Rainfall forecasting can be divided into nowcasting, short-term forecasting, and medium and long-term forecasting, according to the length of the forecast time. Due to long-term development, the forecasting capabilities of medium and long-term forecasting have been significantly improved, but the development of nowcasting and short-term forecasting is obviously insufficient and has major shortcomings. In addition, with the development of the economy, precipitation nowcasting has fallen into line more with people’s needs. In order to further improve the accuracy and stability of precipitation prediction, various methods have been proposed. At present, precipitation prediction methods are mainly divided into data extrapolation methods, traditional statistical methods, machine learning methods, and deep learning methods. Data extrapolation techniques primarily utilize satellite cloud images and meteorological radar detection data to conduct rainfall forecasting. Ryu et al. [
2] obtained an initial vector field through a variational echo tracking algorithm and then updated the vector field by solving the Burgers equation. Nizar et al. [
3] extracted feature values from the relationship graphs generated from the cloud top temperatures and effective radii of cloud particles obtained from satellite images at different times and used logistic regression to find the probability relationship between these feature values and extreme rainfall events in measured rainfall, enabling the prediction of extreme rainfall events more than 6 hours in advance. Zhu et al. [
4] proposed a rain-type adaptive pyramid Kanade–Lucas-Tomasi (A-PKLT) optical flow method for radar echo extrapolation, which divides the rainfall into six types, addressing the difficulty of the PKLT optical flow algorithm in calculating motion vectors in mixed-type rainfall. Methods based on data extrapolation have advantages such as low computational load, fast calculation speed, and the ability to meet real-time forecasting needs, but they do not consider the nonlinear processes of large-scale aerodynamics and thermodynamics, making it difficult to describe complex rainfall processes. For statistical models, traditional time series methods have been widely used and studied, including autoregressive (AR), moving average (MA), and autoregressive integrated moving average (ARIMA). De Luca et al. [
5] proposed a hybrid model PRAISE-MET based on stochastic models and numerical weather prediction models, characterized by its advantage in improving rainfall forecasting at the basin scale. D.K. Dwivedi et al. [
6] used the method of moments to obtain the probability distribution of monthly rainfall and used the ARIMA model to predict rainfall, which had a minimum root mean square value, and found that the residuals were not relevant. Ray et al. [
7] proposed a surface temperature prediction framework using the two-state Markov chain method and the autoregressive method and found that there is a strong correlation between surface temperature and rainfall. Islam et al. [
8] used a new hybrid GEP-ARIMAX model to predict rainfall at 12 rainfall stations in Western Australia. Compared with traditional linear and nonlinear models, this model has good rainfall forecasting capabilities. The above studies are based on historical rainfall series prediction, which has the advantages of small calculation amount, simple linear prediction, and high accuracy. However, under strong convective weather conditions, short-term rainfall changes rapidly, and traditional statistical methods have limited accuracy in precipitation nowcasting.
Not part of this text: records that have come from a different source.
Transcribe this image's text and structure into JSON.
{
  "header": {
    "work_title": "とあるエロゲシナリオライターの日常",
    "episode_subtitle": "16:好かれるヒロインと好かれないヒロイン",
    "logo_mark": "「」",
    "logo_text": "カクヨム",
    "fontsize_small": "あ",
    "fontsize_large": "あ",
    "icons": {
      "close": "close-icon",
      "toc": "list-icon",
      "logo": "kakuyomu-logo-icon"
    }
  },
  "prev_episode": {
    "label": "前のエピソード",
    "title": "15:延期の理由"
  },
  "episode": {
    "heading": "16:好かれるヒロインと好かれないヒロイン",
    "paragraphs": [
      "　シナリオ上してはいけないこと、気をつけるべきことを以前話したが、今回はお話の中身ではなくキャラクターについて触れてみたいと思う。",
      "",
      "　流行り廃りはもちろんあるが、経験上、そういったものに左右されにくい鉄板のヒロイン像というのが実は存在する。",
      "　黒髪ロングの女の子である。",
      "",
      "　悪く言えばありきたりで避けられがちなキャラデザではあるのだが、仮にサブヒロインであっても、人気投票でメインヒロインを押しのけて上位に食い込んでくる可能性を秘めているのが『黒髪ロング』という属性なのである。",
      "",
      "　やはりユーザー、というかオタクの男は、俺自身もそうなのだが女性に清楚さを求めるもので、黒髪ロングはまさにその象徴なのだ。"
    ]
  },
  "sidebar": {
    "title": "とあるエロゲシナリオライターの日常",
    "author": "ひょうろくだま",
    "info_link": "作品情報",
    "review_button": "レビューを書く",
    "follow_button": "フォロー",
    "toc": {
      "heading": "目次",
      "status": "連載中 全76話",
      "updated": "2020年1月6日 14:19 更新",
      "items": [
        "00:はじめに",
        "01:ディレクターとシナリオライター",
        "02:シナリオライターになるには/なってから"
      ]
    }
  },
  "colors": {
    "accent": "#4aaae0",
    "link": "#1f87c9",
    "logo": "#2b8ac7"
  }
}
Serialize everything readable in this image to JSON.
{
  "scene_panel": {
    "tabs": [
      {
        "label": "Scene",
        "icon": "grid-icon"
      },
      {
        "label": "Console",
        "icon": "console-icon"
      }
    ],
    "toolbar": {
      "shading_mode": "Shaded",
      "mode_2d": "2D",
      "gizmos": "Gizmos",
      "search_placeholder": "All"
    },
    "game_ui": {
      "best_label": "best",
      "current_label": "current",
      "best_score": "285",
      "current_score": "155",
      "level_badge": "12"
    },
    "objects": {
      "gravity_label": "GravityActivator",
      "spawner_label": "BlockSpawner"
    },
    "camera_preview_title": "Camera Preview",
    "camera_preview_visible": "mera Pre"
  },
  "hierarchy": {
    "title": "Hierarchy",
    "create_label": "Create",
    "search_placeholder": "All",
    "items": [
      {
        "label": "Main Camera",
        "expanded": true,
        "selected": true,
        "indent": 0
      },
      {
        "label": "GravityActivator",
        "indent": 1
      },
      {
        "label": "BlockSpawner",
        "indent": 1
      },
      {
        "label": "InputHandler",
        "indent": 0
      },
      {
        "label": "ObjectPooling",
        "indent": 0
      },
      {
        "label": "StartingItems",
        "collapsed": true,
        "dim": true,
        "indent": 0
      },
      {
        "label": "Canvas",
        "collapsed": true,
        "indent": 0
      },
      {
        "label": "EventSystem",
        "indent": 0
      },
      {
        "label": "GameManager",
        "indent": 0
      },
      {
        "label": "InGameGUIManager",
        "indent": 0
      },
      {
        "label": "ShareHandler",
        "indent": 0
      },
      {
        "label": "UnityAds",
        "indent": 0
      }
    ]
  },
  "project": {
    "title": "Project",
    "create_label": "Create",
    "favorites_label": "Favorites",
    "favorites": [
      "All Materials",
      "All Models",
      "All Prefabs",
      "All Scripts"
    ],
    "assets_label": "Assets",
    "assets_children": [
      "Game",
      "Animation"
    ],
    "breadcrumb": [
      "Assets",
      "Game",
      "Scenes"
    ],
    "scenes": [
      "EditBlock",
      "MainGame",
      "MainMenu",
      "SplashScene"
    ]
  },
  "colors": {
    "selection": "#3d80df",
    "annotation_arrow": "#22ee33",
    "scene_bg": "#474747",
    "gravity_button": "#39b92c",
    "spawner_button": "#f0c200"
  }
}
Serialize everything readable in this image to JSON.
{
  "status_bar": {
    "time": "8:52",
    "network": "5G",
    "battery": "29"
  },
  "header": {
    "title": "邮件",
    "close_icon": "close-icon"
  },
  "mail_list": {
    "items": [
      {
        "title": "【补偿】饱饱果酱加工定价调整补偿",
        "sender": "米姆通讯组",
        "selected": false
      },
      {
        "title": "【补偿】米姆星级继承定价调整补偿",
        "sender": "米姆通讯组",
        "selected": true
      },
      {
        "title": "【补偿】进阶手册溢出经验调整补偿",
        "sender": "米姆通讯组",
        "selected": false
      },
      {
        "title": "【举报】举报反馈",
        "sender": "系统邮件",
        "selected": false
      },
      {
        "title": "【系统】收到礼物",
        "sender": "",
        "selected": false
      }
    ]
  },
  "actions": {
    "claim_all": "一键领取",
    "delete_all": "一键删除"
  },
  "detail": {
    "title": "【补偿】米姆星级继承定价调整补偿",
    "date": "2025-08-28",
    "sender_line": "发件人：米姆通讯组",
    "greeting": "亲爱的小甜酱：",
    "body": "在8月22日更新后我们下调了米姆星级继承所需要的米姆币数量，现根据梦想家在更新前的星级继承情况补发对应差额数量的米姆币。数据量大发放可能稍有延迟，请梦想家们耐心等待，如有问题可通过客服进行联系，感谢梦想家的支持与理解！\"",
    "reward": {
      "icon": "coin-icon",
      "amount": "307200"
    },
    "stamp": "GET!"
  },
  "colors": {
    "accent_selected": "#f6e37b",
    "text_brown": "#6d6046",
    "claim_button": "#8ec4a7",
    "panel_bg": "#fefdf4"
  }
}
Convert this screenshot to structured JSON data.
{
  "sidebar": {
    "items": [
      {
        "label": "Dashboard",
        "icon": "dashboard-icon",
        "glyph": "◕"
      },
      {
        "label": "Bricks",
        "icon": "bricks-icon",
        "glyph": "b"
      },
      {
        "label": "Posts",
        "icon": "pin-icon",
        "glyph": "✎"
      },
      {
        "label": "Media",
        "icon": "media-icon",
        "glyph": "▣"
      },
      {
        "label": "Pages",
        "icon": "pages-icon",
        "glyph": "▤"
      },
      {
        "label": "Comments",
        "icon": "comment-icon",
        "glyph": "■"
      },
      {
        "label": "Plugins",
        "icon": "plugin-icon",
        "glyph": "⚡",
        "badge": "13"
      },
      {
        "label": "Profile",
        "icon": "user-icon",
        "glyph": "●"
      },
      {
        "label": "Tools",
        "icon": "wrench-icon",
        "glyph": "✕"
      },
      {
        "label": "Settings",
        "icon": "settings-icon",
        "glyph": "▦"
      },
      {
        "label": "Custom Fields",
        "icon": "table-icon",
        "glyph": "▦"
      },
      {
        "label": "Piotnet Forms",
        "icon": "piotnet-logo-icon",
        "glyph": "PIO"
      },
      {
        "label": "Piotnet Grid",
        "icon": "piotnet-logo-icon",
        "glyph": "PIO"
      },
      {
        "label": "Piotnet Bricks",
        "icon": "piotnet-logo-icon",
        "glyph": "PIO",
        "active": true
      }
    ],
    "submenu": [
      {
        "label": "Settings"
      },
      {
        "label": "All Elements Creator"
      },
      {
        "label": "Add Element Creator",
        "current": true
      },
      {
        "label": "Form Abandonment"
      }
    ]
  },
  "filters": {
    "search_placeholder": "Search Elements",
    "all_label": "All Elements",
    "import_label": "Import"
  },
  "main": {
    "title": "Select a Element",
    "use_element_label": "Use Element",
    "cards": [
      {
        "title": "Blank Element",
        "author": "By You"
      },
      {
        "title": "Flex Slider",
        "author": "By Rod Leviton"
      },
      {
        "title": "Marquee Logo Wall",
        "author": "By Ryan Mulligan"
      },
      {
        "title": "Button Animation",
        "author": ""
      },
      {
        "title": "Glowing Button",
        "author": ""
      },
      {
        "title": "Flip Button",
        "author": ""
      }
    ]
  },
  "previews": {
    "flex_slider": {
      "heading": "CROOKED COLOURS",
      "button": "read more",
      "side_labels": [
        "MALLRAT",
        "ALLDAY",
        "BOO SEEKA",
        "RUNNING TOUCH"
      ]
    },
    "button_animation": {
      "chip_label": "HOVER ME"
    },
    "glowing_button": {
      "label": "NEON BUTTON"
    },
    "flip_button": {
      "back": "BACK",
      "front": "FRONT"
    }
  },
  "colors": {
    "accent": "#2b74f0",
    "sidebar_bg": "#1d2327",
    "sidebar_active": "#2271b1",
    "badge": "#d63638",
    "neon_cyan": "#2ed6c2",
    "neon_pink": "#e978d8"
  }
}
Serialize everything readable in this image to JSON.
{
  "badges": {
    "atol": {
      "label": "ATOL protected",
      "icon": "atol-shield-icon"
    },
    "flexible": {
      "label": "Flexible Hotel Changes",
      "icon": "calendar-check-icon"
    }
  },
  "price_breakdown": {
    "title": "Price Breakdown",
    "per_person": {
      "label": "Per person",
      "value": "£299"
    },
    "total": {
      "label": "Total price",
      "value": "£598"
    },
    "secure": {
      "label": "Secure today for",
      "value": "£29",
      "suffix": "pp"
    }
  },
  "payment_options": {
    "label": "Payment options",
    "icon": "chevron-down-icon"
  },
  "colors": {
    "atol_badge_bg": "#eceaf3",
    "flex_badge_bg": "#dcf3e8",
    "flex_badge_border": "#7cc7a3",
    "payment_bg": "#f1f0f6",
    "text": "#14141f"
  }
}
With the development of computer technology, machine learning methods have become an excellent prediction tool, bringing unprecedented opportunities to advance predictions, and can be used for precipitation forecasting. Zhao et al. [
9] proposed an hourly rainfall forecasting model (HRF) based on a supervised learning algorithm, compared it with similar work in previous studies, and found that the proposed HRF model has impressive performance in terms of temporal resolution and prediction accuracy. Song et al. [
10] proposed a new machine-learning-based model for summer hourly precipitation forecasting in the Eastern Alps, demonstrating that machine learning methods are a promising approach for precipitation forecasting. Maliyeckel et al. [
11] used the LightGBM and SVM integrated model to make predictions using the preprocessed dataset. Compared with a single model, the root mean square error of the hybrid model was the smallest and the rainfall prediction results were more accurate. Diez-Sierra et al. [
12] evaluated the performance of eight statistical and machine learning methods for long-term daily rainfall prediction in a semi-arid climate region and found that the performance of most machine learning models is very sensitive to hyperparameters and the performance of neural networks is optimal. Appiah-Badu et al. [
13] used multiple machine learning methods to predict rainfall in different ecological zones in Ghana and found that random forest, extreme gradient boosting, and multi-layer perceptron performed well, while K-NN performed the worst. Pirone et al. [
14] conducted probabilistic rainfall nowcasting for 19 meteorological stations in southern Italy, ranging from 30 min to 6 h in 10-min intervals. They found that the use of temporal and spatial information allowed the model to predict short-term rainfall amounts using only current measurements as input. Raval et al. [
15] developed an optimized neural network for comparison with machine learning methods and found that both traditional machine learning models and neural network-based machine learning models can accurately predict rainfall. Adaryani et al. [
16] improved the performance of rainfall prediction methods based on PSO-SVR and LSTM by 3–15% and 2–10%, respectively. Rahman et al. [
17] proposed a new smart city real-time rainfall prediction system using machine learning fusion technology, making the prediction results better than other models. Although the machine learning model can effectively fit the implicit nonlinear relationship between historical data and external factors, there are still some shortcomings, such as local optimum, dependence on manual parameter adjustment, and being prone to over-fitting.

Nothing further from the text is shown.